FRANKFURT (Reuters) - The European Central Bank will monitor the economic impact of a strengthening euro, ECB President Mario Draghi said on Thursday, feeding expectations the climbing currency could open the door to an interest rate cut.
After the ECB left its main interest rate at 0.75 percent on Thursday, Draghi said the exchange rate was near to its long-term average but went further than many analysts had expected.
"The appreciation is, in a sense, a sign of return of confidence in the euro," Draghi told a news conference.
"The exchange rate is not a policy target, but it is important for growth and price stability and we certainly want to see whether the appreciation is sustained and will alter our risk assessment as far as price stability is concerned."
The euro hit a 15-month peak of $1.3711 on February 1. It traded below that level on Thursday and fell to a one-week low against the dollar and sank against the yen after Draghi's comments.
French President Francois Hollande said on Tuesday the euro zone must develop an exchange rate policy to protect the currency from "irrational movements". Germany has been cooler to any thoughts of exchange rate action.
By linking the euro's exchange rate to growth and price stability, Draghi achieved a deft piece of verbal intervention, analysts said.
"This hints that euro strength -- if sustained -- could eventually trigger a rate cut," said Nick Kounis at ABN Amro.
Carsten Brezeski at ING added: "Draghi successfully tried to talk down the euro exchange rate and opened the door for possible policy action."
Last month, Draghi unwound earlier expectations of a rate cut by citing a batch of improving economic indicators. But since then the euro has appreciated further.
The ECB's room for manoeuvre is limited, however. Even if it wanted to, the bank's statutes mean it is ill-equipped to join a currency "race to the bottom".
Furthermore, the world's other top central banks are expanding their balance sheets by printing money, or at least not reversing course, while the ECB's balance sheet is tightening, partly due to banks paying back early cheap money the central bank doled out last year.
A by-product of that could be to drive the euro yet higher.
IRISH DEBT DEAL
Although it took no monetary policy action, the ECB and Ireland reached a compromise on a long-standing dispute over the cost of servicing money borrowed for a failed bank.

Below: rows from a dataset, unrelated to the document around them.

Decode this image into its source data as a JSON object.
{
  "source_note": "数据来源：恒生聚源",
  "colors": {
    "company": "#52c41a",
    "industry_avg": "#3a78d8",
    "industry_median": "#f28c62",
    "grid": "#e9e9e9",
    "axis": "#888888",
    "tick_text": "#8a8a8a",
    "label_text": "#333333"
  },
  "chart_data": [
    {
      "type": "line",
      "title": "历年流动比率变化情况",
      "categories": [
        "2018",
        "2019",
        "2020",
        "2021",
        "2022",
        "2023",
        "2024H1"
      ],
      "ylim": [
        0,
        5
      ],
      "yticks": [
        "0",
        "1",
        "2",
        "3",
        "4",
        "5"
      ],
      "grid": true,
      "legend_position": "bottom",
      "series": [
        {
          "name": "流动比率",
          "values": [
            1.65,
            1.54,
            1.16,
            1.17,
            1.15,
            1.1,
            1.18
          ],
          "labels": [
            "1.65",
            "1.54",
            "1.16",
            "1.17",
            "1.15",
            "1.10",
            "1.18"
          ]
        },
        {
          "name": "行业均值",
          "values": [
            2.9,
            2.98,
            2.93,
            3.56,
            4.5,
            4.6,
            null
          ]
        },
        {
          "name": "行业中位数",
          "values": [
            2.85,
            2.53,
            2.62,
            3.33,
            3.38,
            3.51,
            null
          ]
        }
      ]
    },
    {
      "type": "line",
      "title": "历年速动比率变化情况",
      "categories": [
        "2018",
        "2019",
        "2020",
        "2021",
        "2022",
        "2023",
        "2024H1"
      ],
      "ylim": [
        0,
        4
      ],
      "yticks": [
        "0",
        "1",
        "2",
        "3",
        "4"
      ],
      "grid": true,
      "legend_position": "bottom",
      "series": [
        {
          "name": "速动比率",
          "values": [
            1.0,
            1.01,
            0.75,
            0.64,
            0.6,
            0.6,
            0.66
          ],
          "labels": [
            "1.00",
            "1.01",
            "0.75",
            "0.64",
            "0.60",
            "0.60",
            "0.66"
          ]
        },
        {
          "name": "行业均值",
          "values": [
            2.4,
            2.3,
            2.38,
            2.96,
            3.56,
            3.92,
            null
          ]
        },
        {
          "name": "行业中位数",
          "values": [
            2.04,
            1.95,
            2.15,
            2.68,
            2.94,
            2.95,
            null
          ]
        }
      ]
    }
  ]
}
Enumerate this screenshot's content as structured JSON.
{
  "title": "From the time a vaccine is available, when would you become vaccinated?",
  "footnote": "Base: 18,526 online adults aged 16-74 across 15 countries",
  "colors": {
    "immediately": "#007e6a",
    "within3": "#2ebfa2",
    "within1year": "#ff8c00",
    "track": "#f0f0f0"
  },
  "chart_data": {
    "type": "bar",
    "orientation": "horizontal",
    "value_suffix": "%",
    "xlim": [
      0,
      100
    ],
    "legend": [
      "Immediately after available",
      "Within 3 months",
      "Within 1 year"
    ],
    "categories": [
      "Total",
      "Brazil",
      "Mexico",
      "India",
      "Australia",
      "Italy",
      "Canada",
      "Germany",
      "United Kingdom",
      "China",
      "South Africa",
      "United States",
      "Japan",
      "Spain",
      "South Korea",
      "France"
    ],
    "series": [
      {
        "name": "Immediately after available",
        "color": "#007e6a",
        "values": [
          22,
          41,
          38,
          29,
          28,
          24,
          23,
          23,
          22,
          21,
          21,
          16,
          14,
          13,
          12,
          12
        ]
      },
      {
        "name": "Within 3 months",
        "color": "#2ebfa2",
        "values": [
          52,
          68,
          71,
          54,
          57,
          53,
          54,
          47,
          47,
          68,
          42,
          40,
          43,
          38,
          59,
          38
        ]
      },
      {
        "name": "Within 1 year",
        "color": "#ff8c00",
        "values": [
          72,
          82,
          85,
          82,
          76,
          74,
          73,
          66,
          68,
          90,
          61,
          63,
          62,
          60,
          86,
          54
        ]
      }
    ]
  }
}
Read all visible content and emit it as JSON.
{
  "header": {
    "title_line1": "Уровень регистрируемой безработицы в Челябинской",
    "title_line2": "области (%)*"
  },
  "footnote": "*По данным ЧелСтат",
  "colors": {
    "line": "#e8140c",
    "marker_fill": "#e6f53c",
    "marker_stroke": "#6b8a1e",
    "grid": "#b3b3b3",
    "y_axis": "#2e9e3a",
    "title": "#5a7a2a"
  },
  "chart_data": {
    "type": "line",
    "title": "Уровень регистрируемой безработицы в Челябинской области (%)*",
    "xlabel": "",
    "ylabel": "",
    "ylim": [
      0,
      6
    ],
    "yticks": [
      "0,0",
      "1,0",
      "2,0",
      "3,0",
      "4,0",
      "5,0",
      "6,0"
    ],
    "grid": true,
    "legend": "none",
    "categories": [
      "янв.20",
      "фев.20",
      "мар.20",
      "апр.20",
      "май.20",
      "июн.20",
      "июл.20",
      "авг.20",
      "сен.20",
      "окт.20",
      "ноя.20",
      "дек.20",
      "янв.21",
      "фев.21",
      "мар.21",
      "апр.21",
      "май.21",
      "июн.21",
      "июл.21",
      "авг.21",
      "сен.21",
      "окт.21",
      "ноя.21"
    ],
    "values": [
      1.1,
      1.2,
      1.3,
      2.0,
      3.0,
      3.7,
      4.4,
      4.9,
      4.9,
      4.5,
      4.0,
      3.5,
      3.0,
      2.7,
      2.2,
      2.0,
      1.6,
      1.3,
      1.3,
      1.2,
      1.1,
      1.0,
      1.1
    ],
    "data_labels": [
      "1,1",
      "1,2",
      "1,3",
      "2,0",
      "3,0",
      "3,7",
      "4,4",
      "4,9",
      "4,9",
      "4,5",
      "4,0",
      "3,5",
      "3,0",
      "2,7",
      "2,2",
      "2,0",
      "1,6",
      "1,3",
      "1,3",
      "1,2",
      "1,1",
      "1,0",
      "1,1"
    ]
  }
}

Dublin rushed through emergency legislation early on Thursday to liquidate failed Anglo Irish Bank as part of a compromise to avoid paying 3.1 billion euros a year until 2023 on money it took for the stricken lender during a meltdown of the main Irish banks in 2008.
Draghi merely said the ECB "took note of the Irish operation" but Irish premier Enda Kenny stood up in parliament and declared the deal done that could go a long way to allowing Ireland to quit its bailout program this year.

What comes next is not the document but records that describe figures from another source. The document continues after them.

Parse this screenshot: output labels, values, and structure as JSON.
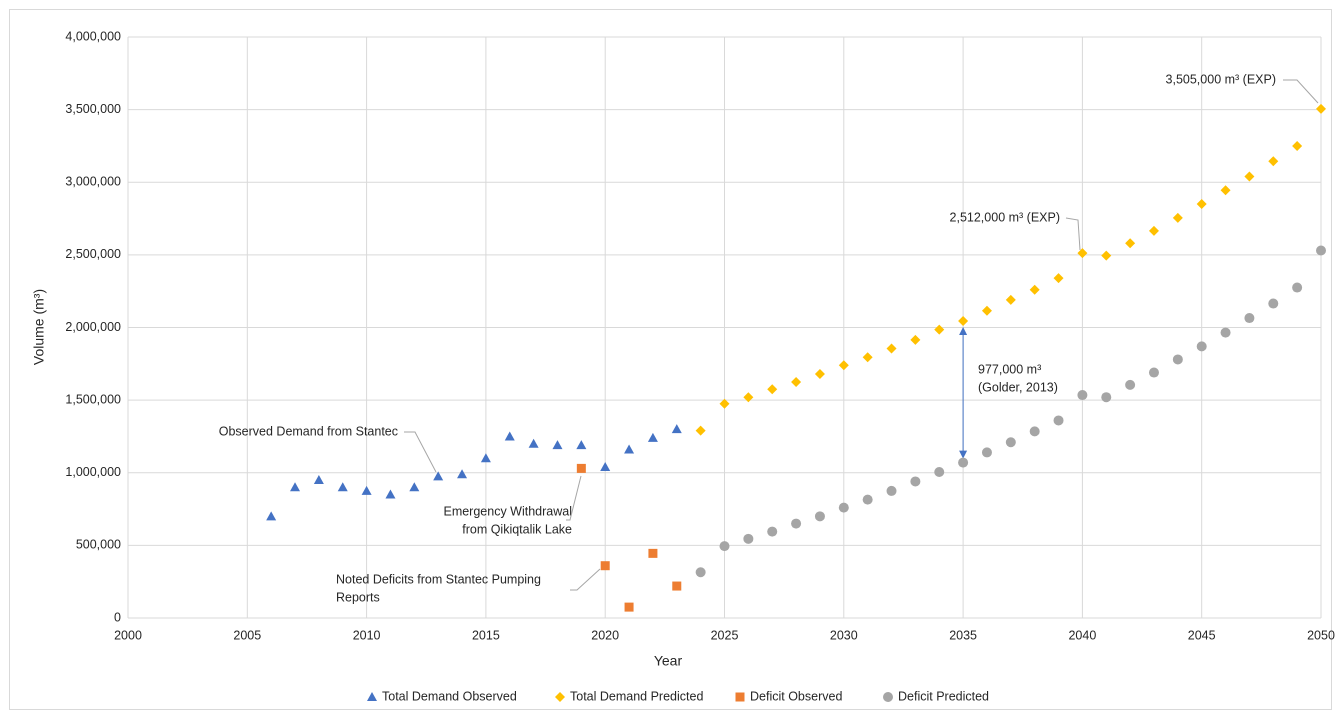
{
  "chart_data": {
    "type": "scatter",
    "xlabel": "Year",
    "ylabel": "Volume (m³)",
    "xlim": [
      2000,
      2050
    ],
    "xticks": [
      2000,
      2005,
      2010,
      2015,
      2020,
      2025,
      2030,
      2035,
      2040,
      2045,
      2050
    ],
    "ylim": [
      0,
      4000000
    ],
    "yticks": [
      0,
      {
        "value": 500000,
        "label": "500,000"
      },
      {
        "value": 1000000,
        "label": "1,000,000"
      },
      {
        "value": 1500000,
        "label": "1,500,000"
      },
      {
        "value": 2000000,
        "label": "2,000,000"
      },
      {
        "value": 2500000,
        "label": "2,500,000"
      },
      {
        "value": 3000000,
        "label": "3,000,000"
      },
      {
        "value": 3500000,
        "label": "3,500,000"
      },
      {
        "value": 4000000,
        "label": "4,000,000"
      }
    ],
    "grid": true,
    "legend": "bottom",
    "series": [
      {
        "name": "Total Demand Observed",
        "color": "#4472c4",
        "marker": "triangle",
        "x": [
          2006,
          2007,
          2008,
          2009,
          2010,
          2011,
          2012,
          2013,
          2014,
          2015,
          2016,
          2017,
          2018,
          2019,
          2020,
          2021,
          2022,
          2023
        ],
        "values": [
          700000,
          900000,
          950000,
          900000,
          875000,
          850000,
          900000,
          975000,
          990000,
          1100000,
          1250000,
          1200000,
          1190000,
          1190000,
          1040000,
          1160000,
          1240000,
          1300000
        ]
      },
      {
        "name": "Total Demand Predicted",
        "color": "#ffc000",
        "marker": "diamond",
        "x": [
          2024,
          2025,
          2026,
          2027,
          2028,
          2029,
          2030,
          2031,
          2032,
          2033,
          2034,
          2035,
          2036,
          2037,
          2038,
          2039,
          2040,
          2041,
          2042,
          2043,
          2044,
          2045,
          2046,
          2047,
          2048,
          2049,
          2050
        ],
        "values": [
          1290000,
          1475000,
          1520000,
          1575000,
          1625000,
          1680000,
          1740000,
          1795000,
          1855000,
          1915000,
          1985000,
          2045000,
          2115000,
          2190000,
          2260000,
          2340000,
          2512000,
          2495000,
          2580000,
          2665000,
          2755000,
          2850000,
          2945000,
          3040000,
          3145000,
          3250000,
          3505000
        ]
      },
      {
        "name": "Deficit Observed",
        "color": "#ed7d31",
        "marker": "square",
        "x": [
          2019,
          2020,
          2021,
          2022,
          2023
        ],
        "values": [
          1030000,
          360000,
          75000,
          445000,
          220000
        ]
      },
      {
        "name": "Deficit Predicted",
        "color": "#a5a5a5",
        "marker": "circle",
        "x": [
          2024,
          2025,
          2026,
          2027,
          2028,
          2029,
          2030,
          2031,
          2032,
          2033,
          2034,
          2035,
          2036,
          2037,
          2038,
          2039,
          2040,
          2041,
          2042,
          2043,
          2044,
          2045,
          2046,
          2047,
          2048,
          2049,
          2050
        ],
        "values": [
          315000,
          495000,
          545000,
          595000,
          650000,
          700000,
          760000,
          815000,
          875000,
          940000,
          1005000,
          1070000,
          1140000,
          1210000,
          1285000,
          1360000,
          1535000,
          1520000,
          1605000,
          1690000,
          1780000,
          1870000,
          1965000,
          2065000,
          2165000,
          2275000,
          2530000
        ]
      }
    ],
    "annotations": [
      {
        "lines": [
          "3,505,000 m³ (EXP)"
        ]
      },
      {
        "lines": [
          "2,512,000 m³ (EXP)"
        ]
      },
      {
        "lines": [
          "977,000 m³",
          "(Golder, 2013)"
        ]
      },
      {
        "lines": [
          "Observed Demand from Stantec"
        ]
      },
      {
        "lines": [
          "Emergency Withdrawal",
          "from Qikiqtalik Lake"
        ]
      },
      {
        "lines": [
          "Noted Deficits from Stantec Pumping",
          "Reports"
        ]
      }
    ]
  }
}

Draghi gave a similar view on the state of the euro zone economy to the one he gave in January. Economic weakness was "expected to prevail in the early part of 2013" but later in the year, activity should gradually recover.
He said the recent move by banks to pay back early about 140 billion euros of cheap three-year money the ECB gave them last year was a positive sign.

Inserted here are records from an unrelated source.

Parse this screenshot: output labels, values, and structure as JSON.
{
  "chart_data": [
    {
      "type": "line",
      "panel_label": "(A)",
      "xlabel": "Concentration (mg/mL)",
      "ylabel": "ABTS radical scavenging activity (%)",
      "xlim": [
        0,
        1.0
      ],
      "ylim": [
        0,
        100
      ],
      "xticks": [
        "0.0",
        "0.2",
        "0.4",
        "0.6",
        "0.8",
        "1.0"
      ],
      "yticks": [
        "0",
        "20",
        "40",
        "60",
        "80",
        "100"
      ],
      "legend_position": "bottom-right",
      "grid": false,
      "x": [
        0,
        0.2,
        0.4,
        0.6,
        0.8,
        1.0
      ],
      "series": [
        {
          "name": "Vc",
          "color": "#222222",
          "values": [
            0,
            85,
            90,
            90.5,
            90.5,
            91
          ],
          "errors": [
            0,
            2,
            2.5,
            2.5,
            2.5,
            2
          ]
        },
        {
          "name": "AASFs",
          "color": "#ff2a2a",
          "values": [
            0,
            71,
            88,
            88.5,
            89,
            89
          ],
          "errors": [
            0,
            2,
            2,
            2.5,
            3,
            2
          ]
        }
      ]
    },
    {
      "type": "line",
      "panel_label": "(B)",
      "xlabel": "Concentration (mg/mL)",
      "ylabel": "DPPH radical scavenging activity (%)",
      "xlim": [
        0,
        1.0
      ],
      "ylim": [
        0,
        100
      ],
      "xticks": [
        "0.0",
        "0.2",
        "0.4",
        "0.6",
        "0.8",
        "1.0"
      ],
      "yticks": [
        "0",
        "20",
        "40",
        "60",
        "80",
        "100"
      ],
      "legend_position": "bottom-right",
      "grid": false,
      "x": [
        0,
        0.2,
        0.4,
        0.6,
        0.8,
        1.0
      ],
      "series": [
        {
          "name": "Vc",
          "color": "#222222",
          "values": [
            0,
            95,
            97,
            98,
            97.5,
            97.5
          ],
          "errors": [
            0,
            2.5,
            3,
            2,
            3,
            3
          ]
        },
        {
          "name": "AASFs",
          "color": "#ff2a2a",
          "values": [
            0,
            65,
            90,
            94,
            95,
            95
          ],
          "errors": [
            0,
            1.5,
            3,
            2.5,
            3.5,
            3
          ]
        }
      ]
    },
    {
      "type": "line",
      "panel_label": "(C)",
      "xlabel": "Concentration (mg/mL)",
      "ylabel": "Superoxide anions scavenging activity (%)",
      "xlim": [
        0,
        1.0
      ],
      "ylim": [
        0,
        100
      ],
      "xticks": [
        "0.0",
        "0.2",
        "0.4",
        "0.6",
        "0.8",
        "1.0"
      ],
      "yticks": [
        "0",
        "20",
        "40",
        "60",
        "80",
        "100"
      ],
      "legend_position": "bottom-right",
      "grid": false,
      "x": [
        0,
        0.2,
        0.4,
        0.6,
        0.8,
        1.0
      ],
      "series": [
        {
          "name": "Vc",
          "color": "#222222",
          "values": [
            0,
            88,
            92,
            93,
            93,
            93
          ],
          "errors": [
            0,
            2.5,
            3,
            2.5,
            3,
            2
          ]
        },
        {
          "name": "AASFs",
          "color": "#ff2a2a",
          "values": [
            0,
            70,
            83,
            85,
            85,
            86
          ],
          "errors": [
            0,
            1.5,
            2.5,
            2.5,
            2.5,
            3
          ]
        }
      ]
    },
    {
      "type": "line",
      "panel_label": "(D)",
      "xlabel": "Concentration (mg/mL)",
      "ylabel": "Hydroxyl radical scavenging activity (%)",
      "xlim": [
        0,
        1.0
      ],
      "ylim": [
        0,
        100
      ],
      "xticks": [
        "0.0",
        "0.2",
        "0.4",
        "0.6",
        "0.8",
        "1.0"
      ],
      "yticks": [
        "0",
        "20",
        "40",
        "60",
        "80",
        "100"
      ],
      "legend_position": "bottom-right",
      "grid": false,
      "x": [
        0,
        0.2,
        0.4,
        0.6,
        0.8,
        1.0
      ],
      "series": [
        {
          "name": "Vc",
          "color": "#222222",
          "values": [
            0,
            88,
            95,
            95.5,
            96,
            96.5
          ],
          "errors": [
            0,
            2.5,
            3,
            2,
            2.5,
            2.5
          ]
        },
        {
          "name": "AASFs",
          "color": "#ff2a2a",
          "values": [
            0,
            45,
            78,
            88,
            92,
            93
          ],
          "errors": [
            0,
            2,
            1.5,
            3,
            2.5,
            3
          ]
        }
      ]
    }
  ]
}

"This reflects the improvement in financial market confidence," Draghi said, adding that the ECB would watch to see if the money market tightened conditions by stealth.
"We will closely monitor conditions in the money market and their potential impact on the stance of monetary policy, which will remain accommodative," he said.
A Reuters poll of economists last week suggested official rates would not change until at least July 2014.
BANK SCANDAL
Draghi was pressed about what he knew of the derivatives scandal at Siena's Monte dei Paschi bank, and what he did about it when he headed Italy's central bank from 2006 to 2011.
Italy's third largest and oldest bank has been at the centre of a financial and political storm, facing losses of about 1 billion euros from a series of derivatives and structured finance trades and after a 9-billion-euro acquisition of smaller rival Antonveneta which left it badly weakened.
Draghi said there was no implications for the ECB's future role as a European bank regulator.
"The IMF has publicly stated that their preliminary view is that the Bank of Italy took timely and appropriate action within the limits of legal framework to address problems at (Monte dei Paschi)," he said. "Oversight was close and supervisory action escalated appropriately as (the bank's) problems became acute."
A senior Italian central bank source told Reuters this week that Draghi was informed of doubts raised by Bank of Italy inspectors but had little control over what has been widely criticized as ineffective oversight of the stricken lender.
He has already faced criticism with former Italian economy minister Giulio Tremonti said it was "stupefying" that in his role as supervisor of Italy's banking system Draghi failed to discover or prevent loss-making derivatives trades at Monte dei Paschi.